Per questo è fondamentale capire se è qualcosa di diffuso, di nuovo oppure di episodico: mele marce o cestino infetto? Perché se trovasse conferma la prima ipotesi, siamo al di fuori del perimetro calcistico ed entriamo in quello sociale. Allora dovrebbe suonare il campanello d’allarme. Perché il calcio ancora una volta si dimostrerebbe come la più formidabile e attendibile spia per leggere i mutamenti sociali.

 

Occorre intendersi bene, molto bene, però. E per farlo vanno innanzitutto precisate due o tre cose. Il calcio non è uno sport. Non c’entra nulla con l’atletica, i tuffi, il tennis e via dicendo. È un gioco sportivo. Ed è tutto un altro discorso. Nel calcio, cioè, che piaccia o no, sono tollerati, se non incoraggiati, comportamenti tipici del giocatore: la scaltrezza, il bluff, l’intimidazione fisica e verbale. Le cattive maniere insomma. Quelle che nel galateo olimpico vengono bollati come atteggiamenti anti sportivi.


 

Se invece parliamo di altro, allora il calcio, essendo il più grande fenomeno popolare della storia moderna, va interpretato come una spugna sociale.
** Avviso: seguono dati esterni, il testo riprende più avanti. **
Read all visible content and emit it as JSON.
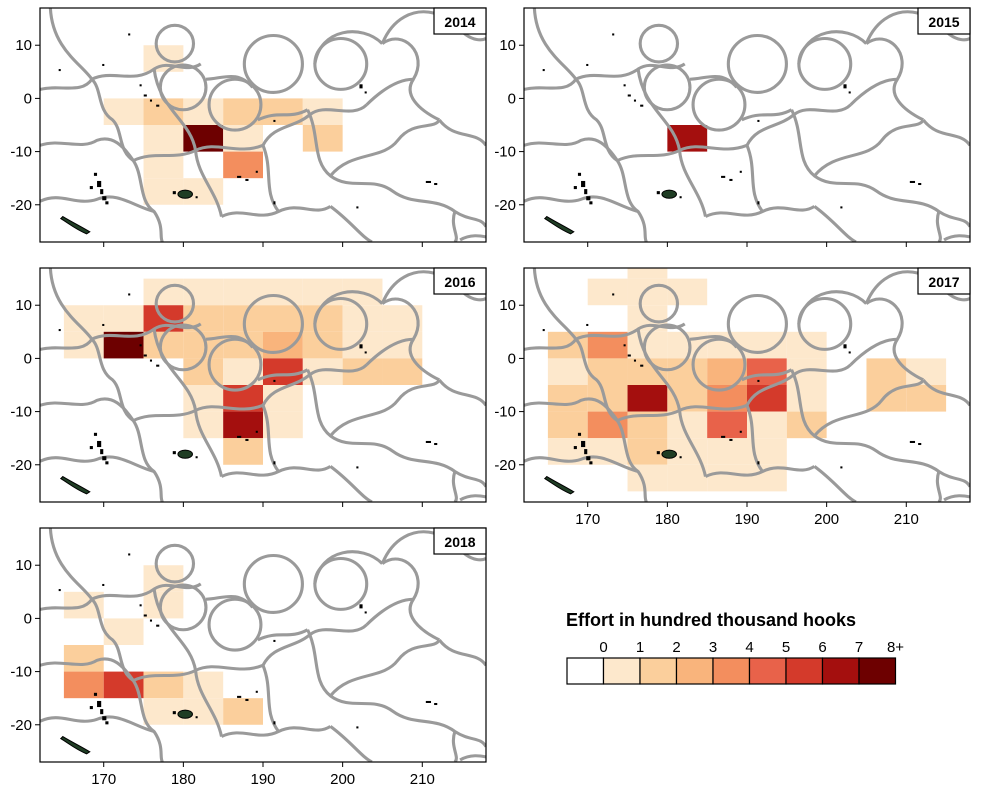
{
  "chart_data": {
    "type": "heatmap",
    "grid_cell_size_deg": 5,
    "xlim": [
      162,
      218
    ],
    "ylim": [
      -27,
      17
    ],
    "x_ticks": [
      170,
      180,
      190,
      200,
      210
    ],
    "y_ticks": [
      10,
      0,
      -10,
      -20
    ],
    "x_tick_labels": [
      "170",
      "180",
      "190",
      "200",
      "210"
    ],
    "y_tick_labels": [
      "10",
      "0",
      "-10",
      "-20"
    ],
    "color_scale": [
      "#ffffff",
      "#fde8cc",
      "#fbcf9c",
      "#f9b47c",
      "#f38e5e",
      "#e8624a",
      "#d43a2b",
      "#a40f0e",
      "#6d0000"
    ],
    "legend": {
      "title": "Effort in  hundred thousand hooks",
      "labels": [
        "0",
        "1",
        "2",
        "3",
        "4",
        "5",
        "6",
        "7",
        "8+"
      ]
    },
    "panels": [
      {
        "year": "2014",
        "cells": [
          {
            "lon": 175,
            "lat": 5,
            "level": 1
          },
          {
            "lon": 170,
            "lat": -5,
            "level": 1
          },
          {
            "lon": 175,
            "lat": -5,
            "level": 2
          },
          {
            "lon": 180,
            "lat": -5,
            "level": 1
          },
          {
            "lon": 185,
            "lat": -5,
            "level": 2
          },
          {
            "lon": 190,
            "lat": -5,
            "level": 2
          },
          {
            "lon": 195,
            "lat": -5,
            "level": 1
          },
          {
            "lon": 175,
            "lat": -10,
            "level": 1
          },
          {
            "lon": 180,
            "lat": -10,
            "level": 8
          },
          {
            "lon": 185,
            "lat": -10,
            "level": 1
          },
          {
            "lon": 195,
            "lat": -10,
            "level": 2
          },
          {
            "lon": 175,
            "lat": -15,
            "level": 1
          },
          {
            "lon": 185,
            "lat": -15,
            "level": 4
          },
          {
            "lon": 175,
            "lat": -20,
            "level": 1
          },
          {
            "lon": 180,
            "lat": -20,
            "level": 1
          }
        ]
      },
      {
        "year": "2015",
        "cells": [
          {
            "lon": 180,
            "lat": -10,
            "level": 7
          }
        ]
      },
      {
        "year": "2016",
        "cells": [
          {
            "lon": 175,
            "lat": 10,
            "level": 1
          },
          {
            "lon": 180,
            "lat": 10,
            "level": 1
          },
          {
            "lon": 185,
            "lat": 10,
            "level": 1
          },
          {
            "lon": 190,
            "lat": 10,
            "level": 1
          },
          {
            "lon": 195,
            "lat": 10,
            "level": 1
          },
          {
            "lon": 200,
            "lat": 10,
            "level": 1
          },
          {
            "lon": 165,
            "lat": 5,
            "level": 1
          },
          {
            "lon": 170,
            "lat": 5,
            "level": 1
          },
          {
            "lon": 175,
            "lat": 5,
            "level": 6
          },
          {
            "lon": 180,
            "lat": 5,
            "level": 2
          },
          {
            "lon": 185,
            "lat": 5,
            "level": 2
          },
          {
            "lon": 190,
            "lat": 5,
            "level": 2
          },
          {
            "lon": 195,
            "lat": 5,
            "level": 2
          },
          {
            "lon": 200,
            "lat": 5,
            "level": 1
          },
          {
            "lon": 205,
            "lat": 5,
            "level": 1
          },
          {
            "lon": 165,
            "lat": 0,
            "level": 1
          },
          {
            "lon": 170,
            "lat": 0,
            "level": 8
          },
          {
            "lon": 175,
            "lat": 0,
            "level": 2
          },
          {
            "lon": 180,
            "lat": 0,
            "level": 2
          },
          {
            "lon": 185,
            "lat": 0,
            "level": 2
          },
          {
            "lon": 190,
            "lat": 0,
            "level": 3
          },
          {
            "lon": 195,
            "lat": 0,
            "level": 2
          },
          {
            "lon": 200,
            "lat": 0,
            "level": 1
          },
          {
            "lon": 205,
            "lat": 0,
            "level": 1
          },
          {
            "lon": 180,
            "lat": -5,
            "level": 2
          },
          {
            "lon": 185,
            "lat": -5,
            "level": 1
          },
          {
            "lon": 190,
            "lat": -5,
            "level": 6
          },
          {
            "lon": 195,
            "lat": -5,
            "level": 1
          },
          {
            "lon": 200,
            "lat": -5,
            "level": 2
          },
          {
            "lon": 205,
            "lat": -5,
            "level": 2
          },
          {
            "lon": 180,
            "lat": -10,
            "level": 1
          },
          {
            "lon": 185,
            "lat": -10,
            "level": 6
          },
          {
            "lon": 190,
            "lat": -10,
            "level": 1
          },
          {
            "lon": 180,
            "lat": -15,
            "level": 1
          },
          {
            "lon": 185,
            "lat": -15,
            "level": 7
          },
          {
            "lon": 190,
            "lat": -15,
            "level": 1
          },
          {
            "lon": 185,
            "lat": -20,
            "level": 2
          }
        ]
      },
      {
        "year": "2017",
        "cells": [
          {
            "lon": 175,
            "lat": 15,
            "level": 1
          },
          {
            "lon": 170,
            "lat": 10,
            "level": 1
          },
          {
            "lon": 175,
            "lat": 10,
            "level": 1
          },
          {
            "lon": 180,
            "lat": 10,
            "level": 1
          },
          {
            "lon": 175,
            "lat": 5,
            "level": 1
          },
          {
            "lon": 165,
            "lat": 0,
            "level": 2
          },
          {
            "lon": 170,
            "lat": 0,
            "level": 4
          },
          {
            "lon": 175,
            "lat": 0,
            "level": 1
          },
          {
            "lon": 180,
            "lat": 0,
            "level": 1
          },
          {
            "lon": 185,
            "lat": 0,
            "level": 1
          },
          {
            "lon": 190,
            "lat": 0,
            "level": 1
          },
          {
            "lon": 195,
            "lat": 0,
            "level": 1
          },
          {
            "lon": 165,
            "lat": -5,
            "level": 1
          },
          {
            "lon": 170,
            "lat": -5,
            "level": 2
          },
          {
            "lon": 175,
            "lat": -5,
            "level": 2
          },
          {
            "lon": 180,
            "lat": -5,
            "level": 2
          },
          {
            "lon": 185,
            "lat": -5,
            "level": 3
          },
          {
            "lon": 190,
            "lat": -5,
            "level": 5
          },
          {
            "lon": 195,
            "lat": -5,
            "level": 1
          },
          {
            "lon": 205,
            "lat": -5,
            "level": 2
          },
          {
            "lon": 210,
            "lat": -5,
            "level": 1
          },
          {
            "lon": 165,
            "lat": -10,
            "level": 2
          },
          {
            "lon": 170,
            "lat": -10,
            "level": 2
          },
          {
            "lon": 175,
            "lat": -10,
            "level": 7
          },
          {
            "lon": 180,
            "lat": -10,
            "level": 2
          },
          {
            "lon": 185,
            "lat": -10,
            "level": 4
          },
          {
            "lon": 190,
            "lat": -10,
            "level": 6
          },
          {
            "lon": 195,
            "lat": -10,
            "level": 1
          },
          {
            "lon": 205,
            "lat": -10,
            "level": 2
          },
          {
            "lon": 210,
            "lat": -10,
            "level": 2
          },
          {
            "lon": 165,
            "lat": -15,
            "level": 2
          },
          {
            "lon": 170,
            "lat": -15,
            "level": 4
          },
          {
            "lon": 175,
            "lat": -15,
            "level": 2
          },
          {
            "lon": 180,
            "lat": -15,
            "level": 1
          },
          {
            "lon": 185,
            "lat": -15,
            "level": 5
          },
          {
            "lon": 190,
            "lat": -15,
            "level": 1
          },
          {
            "lon": 195,
            "lat": -15,
            "level": 2
          },
          {
            "lon": 165,
            "lat": -20,
            "level": 1
          },
          {
            "lon": 170,
            "lat": -20,
            "level": 1
          },
          {
            "lon": 175,
            "lat": -20,
            "level": 2
          },
          {
            "lon": 180,
            "lat": -20,
            "level": 1
          },
          {
            "lon": 185,
            "lat": -20,
            "level": 1
          },
          {
            "lon": 190,
            "lat": -20,
            "level": 1
          },
          {
            "lon": 175,
            "lat": -25,
            "level": 1
          },
          {
            "lon": 180,
            "lat": -25,
            "level": 1
          },
          {
            "lon": 185,
            "lat": -25,
            "level": 1
          },
          {
            "lon": 190,
            "lat": -25,
            "level": 1
          }
        ]
      },
      {
        "year": "2018",
        "cells": [
          {
            "lon": 175,
            "lat": 5,
            "level": 1
          },
          {
            "lon": 165,
            "lat": 0,
            "level": 1
          },
          {
            "lon": 175,
            "lat": 0,
            "level": 1
          },
          {
            "lon": 170,
            "lat": -5,
            "level": 1
          },
          {
            "lon": 165,
            "lat": -10,
            "level": 2
          },
          {
            "lon": 165,
            "lat": -15,
            "level": 4
          },
          {
            "lon": 170,
            "lat": -15,
            "level": 6
          },
          {
            "lon": 175,
            "lat": -15,
            "level": 2
          },
          {
            "lon": 180,
            "lat": -15,
            "level": 1
          },
          {
            "lon": 175,
            "lat": -20,
            "level": 1
          },
          {
            "lon": 180,
            "lat": -20,
            "level": 1
          },
          {
            "lon": 185,
            "lat": -20,
            "level": 2
          }
        ]
      }
    ]
  }
}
Assorbe tutto. E quando c’è la partita, e si strizza, vien fuori il meglio e il peggio della società.

 

Lo vediamo in ogni cosa. Da come i giocatori dei diversi paesi toccano la palla. Da come le squadre delle diverse nazioni si schierano sul campo e interpretano la gara. Ma anche da aspetti più sottili: in una società forsennata come la nostra, il gioco è diventato velocissimo. Il campo è la cartina di tornasole di una comunità integrata o razzista. Ora che la tecnologia è esplosa nella nostra società, la ritroviamo anche sul terreno. Più una società è corrotta e violenta, più questo lo vedremo anche in partita.

 

La questione arbitrale vivrà con l’inizio della prossima stagione l’anno 0. L’introduzione della moviola in campo (della VAR, si comincia in Serie A) stravolgerà la figura dell’arbitro e di tutto quel che ne consegue. La tecnologia porterà del bene ma anche del male: sarà come sempre una questione di equilibrio. Ma di certo, in ambito professionistico, dovrebbero ridimensionarsi tre problemi di fondo. Il primo è che gli arbitri non potranno più decidere per errori pacchiani partite e tornei, come più volte accaduto in passato. Anche il problema della corruzione dei direttori di gara dovrebbe estinguersi. E infine gli arbitri stessi saranno finalmente protetti dai condizionamenti delle società più importanti (sudditanza psicologica) o degli organismi internazionali durante le principali competizioni: Champions, Mondiali ed Europei.